Second, capture everything first, define on demand later.

Capturing the most comprehensive data possible first, then defining on demand with AI assistance, may be an efficient pathway for content production.

First, changes in sensors: in the past we pursued extremely high sensor utilization rates, but now semiconductors are cheap enough to permit some extravagance. For example, both the iPhone 17 front camera and DJI use custom square sensors; Insta360 uses a circular imaging circle. These are all compatible with both horizontal and vertical shooting needs, completely freeing users from shooting orientation constraints, enabling full capture.

Zero Zero Robotics has innovated on the capture method itself. This is a camera capable of autonomous flight: press once, and it flies out on its own to record video, then flies back. The flying camera has different modes, such as auto-follow, cycling, skiing, and so on.

This type of hardware no longer demands that the shooter align with some specific ratio, but fully records space, with AI automatically distilling the content most适配 to focal vision in post-production.

Third, haptic feedback.

After vision (70%) and hearing (20%) are pushed to their limits, as long as brain-computer interfaces have not arrived, the remaining 10% of "somatosensory bandwidth" still holds opportunity.

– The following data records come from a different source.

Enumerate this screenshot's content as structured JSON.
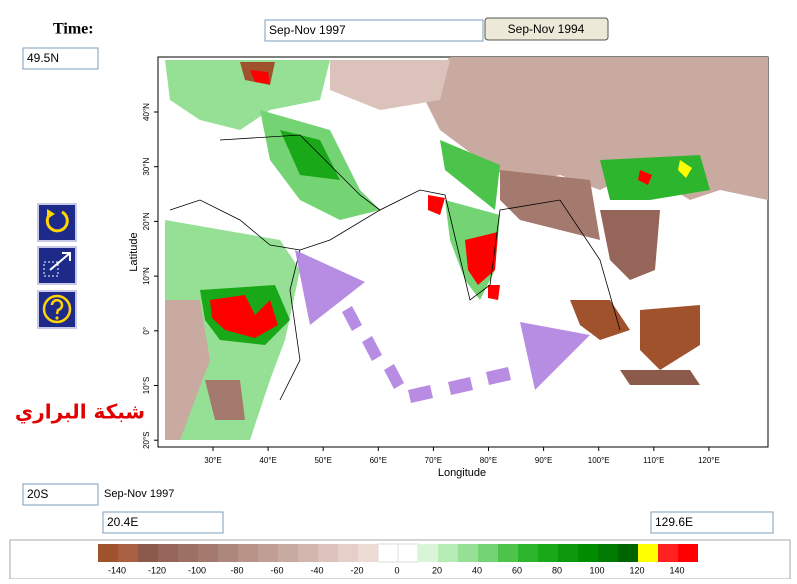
{
  "header": {
    "label": "Time:",
    "period_input": "Sep-Nov 1997",
    "compare_button": "Sep-Nov 1994"
  },
  "lat_max_input": "49.5N",
  "map": {
    "lat_labels": [
      "40°N",
      "30°N",
      "20°N",
      "10°N",
      "0°",
      "10°S",
      "20°S"
    ],
    "lon_labels": [
      "30°E",
      "40°E",
      "50°E",
      "60°E",
      "70°E",
      "80°E",
      "90°E",
      "100°E",
      "110°E",
      "120°E"
    ],
    "xlabel": "Longitude",
    "ylabel": "Latitude",
    "watermark": "شبكة البراري"
  },
  "footer": {
    "lat_min_input": "20S",
    "period": "Sep-Nov 1997",
    "lon_min_input": "20.4E",
    "lon_max_input": "129.6E"
  },
  "colorbar": {
    "ticks": [
      -140,
      -120,
      -100,
      -80,
      -60,
      -40,
      -20,
      0,
      20,
      40,
      60,
      80,
      100,
      120,
      140
    ],
    "colors": [
      "#a0522d",
      "#a95f42",
      "#8b5a4a",
      "#946558",
      "#9c7062",
      "#a57a6e",
      "#ae877c",
      "#b89488",
      "#c09e94",
      "#c9aaa0",
      "#d2b6ad",
      "#dbc3bb",
      "#e4d0c9",
      "#eddcd6",
      "#ffffff",
      "#ffffff",
      "#d8f5d8",
      "#b6ebb6",
      "#96e096",
      "#74d474",
      "#4cc44c",
      "#2eb52e",
      "#18a818",
      "#0c9a0c",
      "#008c00",
      "#007a00",
      "#006400",
      "#ffff00",
      "#ff2020",
      "#ff0000"
    ]
  }
}
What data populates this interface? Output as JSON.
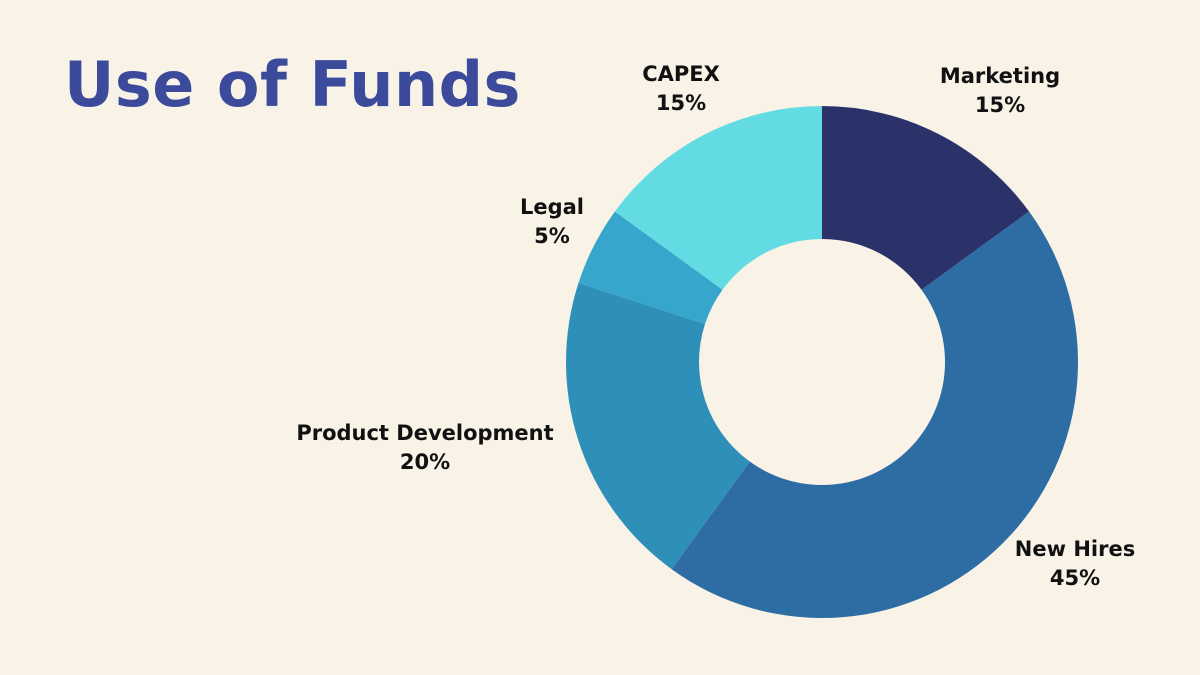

High-end cinema features (such as 3D imagery, panoramic sound) are gradually being下放 to the home, such as Lazy Boy recliners with added vibration motors, wind feedback devices, and so on.

Fourth, the ability to reconstruct "content narrative."

When hardware completes "full capture," AI's core task shifts to "distillation" and "dimensional elevation" of information. This shift is not merely about improving production efficiency, but about serving as an extension of human perception, bringing us into visual dimensions previously unreachable due to physical and physiological limitations.

Temporal dimension: The human retina has natural physiological limitations; extremely high-speed motion usually registers only as blurry afterimages. Pixboom, through AI computational imaging and optical encoding technology, broadens human perception of the "instant" — such as a bullet passing through an object, or a water droplet splashing.

Spatial dimension: Traditional imagery records a "cross-section" of the world. But increasingly, companies are attempting to give users "full-dimensional capture" capabilities. DJI and Insta360, respectively, broaden recording boundaries through altitude and omnidirectional angles.

Zero Zero Robotics achieves follow-shooting through its autonomous flying camera. Zhuma Innovation further uses 3D Gaussian Splatting (3DGS) technology to pull these recordings from 2D planes into 3D space. This means the angle from which you view a photo is no longer limited to the moment of capture, but rather "entering the world."

Celestial dimension: Astrophotography is a relatively niche domain, with high shooting difficulty and long cycles, but startups are also targeting this space. Exponential Starry Sky is an intelligent astrophotography device that, through chip-level hardware innovation combined with AI technology, upgrades the shooting experience — simplifying the cumbersome processes of star-finding, guiding, shooting, and post-processing.

Conclusion

A century of audiovisual industry is a cycle from a "square starting point," through "horizontal expansion" inflation, and finally back to "squareness" in the era of information overload.

"Square" is not retro, but the form where sensory capture efficiency and hardware utilization rate reach consensus. From the latest tri-fold screens to Vision Pro, the endpoint of hardware is to completely break free from physical bezel constraints, returning to the most comfortable focal region of the human eye. When technology evolves to its endpoint, its purpose is no longer to occupy physical space, but to more precisely pluck that nerve called "resonance."